2. Patience

I lay Patience’s barrel on the bark of the fallen tree, sighted down the scope, and put the crosshairs on the back of the wight’s head.

It-- he, I guess?-- was backlit by the torches, walking back and forth behind the orderly ranks of marching corpses as they hit the barricades at the edge of the village. The townsfolk had done great with what warning they had: I grinned as I saw long farm tools jab out past the crates and overturned wagons at the first wave of the undead horde.

“Just as I thought,” my partner said, setting my binoculars on the log next to me. “That thing took out the traveling priest last week so the village graveyard wouldn’t get its blessing renewed. Now he’s raised the lot of them.” I heard cloth rustle as Vissy shrugged off her cloak, and metal on leather as her swords came out, but I was too busy tracking the wight’s head to look up. It’s not like I had to look, anyway with as long as we’ve known each other, I knew what I’d see.

“Think you can get its attention?” I asked, as the wight began barking orders to its troops. “I think if I can shut that thing up the villagers will have a real chance, but I need a clean shot, and it won’t stop pacing.”

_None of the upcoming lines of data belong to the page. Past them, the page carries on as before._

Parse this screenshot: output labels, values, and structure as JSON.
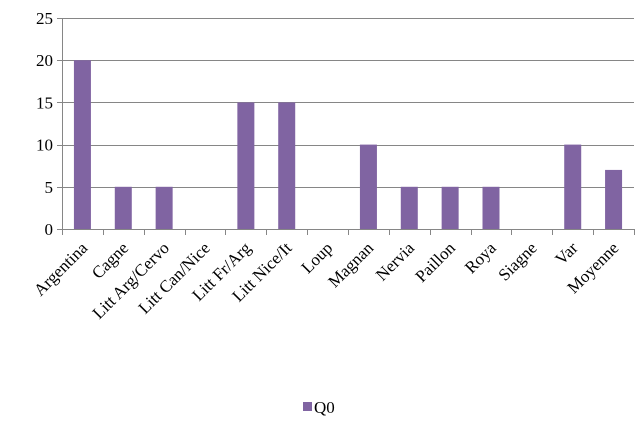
{
  "chart_data": {
    "type": "bar",
    "categories": [
      "Argentina",
      "Cagne",
      "Litt Arg/Cervo",
      "Litt Can/Nice",
      "Litt Fr/Arg",
      "Litt Nice/It",
      "Loup",
      "Magnan",
      "Nervia",
      "Paillon",
      "Roya",
      "Siagne",
      "Var",
      "Moyenne"
    ],
    "series": [
      {
        "name": "Q0",
        "values": [
          20,
          5,
          5,
          0,
          15,
          15,
          0,
          10,
          5,
          5,
          5,
          0,
          10,
          7
        ],
        "color": "#8064A2"
      }
    ],
    "yticks": [
      "0",
      "5",
      "10",
      "15",
      "20",
      "25"
    ],
    "ylim": [
      0,
      25
    ],
    "grid": "horizontal",
    "legend": "bottom",
    "axis_color": "#868686",
    "grid_color": "#868686"
  }
}
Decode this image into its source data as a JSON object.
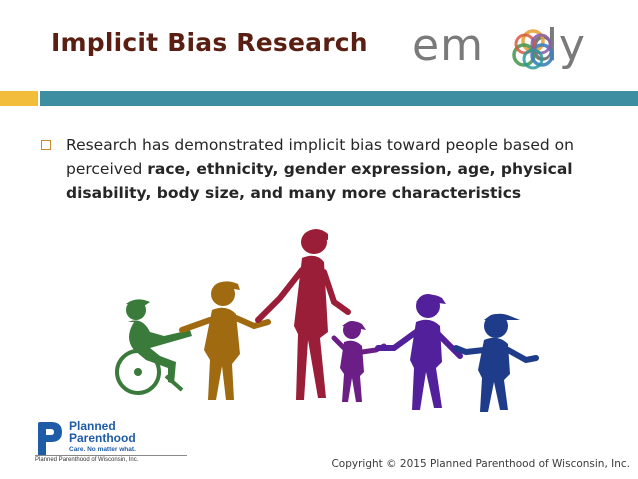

“Of course I can get its attention, Kellian,” she answered. I didn’t need to look to see the eyebrow I knew she was raising either, or the wry tilt of her horns. “I still think we’re missing something, though. I’m sure there’s something else here.”

“If we don’t do something soon, it’s not going to matter,” I said. “Those guys down there have guts, but rakes and pitchforks aren’t going to do the job if that thing gets sick of supervising, gets off its ass, and hits the line.” I reached to my rifle’s selector switch. “What should I use for this one, do you think?”

“Just bullets should be fine.”

I left my hand where it was for a moment, still tempted to go for something heavier, but Vissy said bullets, so bullets it was. She knows her undead, Vissy does. “We’re pretty safe up here, anyway,” I pointed out. “With all that brush and rocks on the slope between us and them, it’ll take forever for that graveyard full of stiffs to get to us. We can take the wight between us, no problem. What’s to worry about?”

Before she could be paranoid at me any more, the argument settled itself. One of the corpses on the line got a grip on a villager’s shirt and hauled him halfway across the barricade. It all turned to chaos, people dropping their weapons to help pull him back, undead reaching in to grab at them too.

Just as the wight started toward that part of the line, Vissy stood up on a big rock, held her sword up in the air, and did that trick where she covers it in freaking solar plasma or something. The whole place lit up like noon.

Yep. She can get their attention.

“I am Visandra Decalos, and I bring Corona’s light to this place.” Her voice boomed out, and she cast her scorn at the wight like it was a weapon. “Face me… thing.”

Naturally, it whipped around and stared at her with its glowy green eyes.

Best partner ever.

Patience made a “thwook” sound and the left half of the wight’s head exploded into a thick mist. Not quite what I wanted, but close. I shifted a little, squeezed the trigger again, and most of the thing’s neck was gone too.

I’m pretty sure there wasn’t actually a spine in there. How the hell do these damned things work? I swear what was left of its mouth was smiling at us.

The mist was already pulling back together into body parts again, but at least it had stopped shouting orders for a minute. The villagers pulled that poor guy back in and started to rally.

I was lining up a shot at the thing’s knee when I heard a creaking sound under me. That’s when the log I was leaning on reached a rotting branch up, grabbed me by the neck, and slammed me into the ground.

I couldn’t see what Vissy was doing, but I could hear her still taunting the wight, full volume.

I’d managed to keep hold of Patience pretty much by luck. I fumbled the selector to “incendiary” but another branch pushed the rifle out of line as the tree thing stood up over me, looking down at me with those same glowy green eyes the wight had.

“Umm. Vissy?” I croaked past the thing’s grip on my throat. “Little help here?”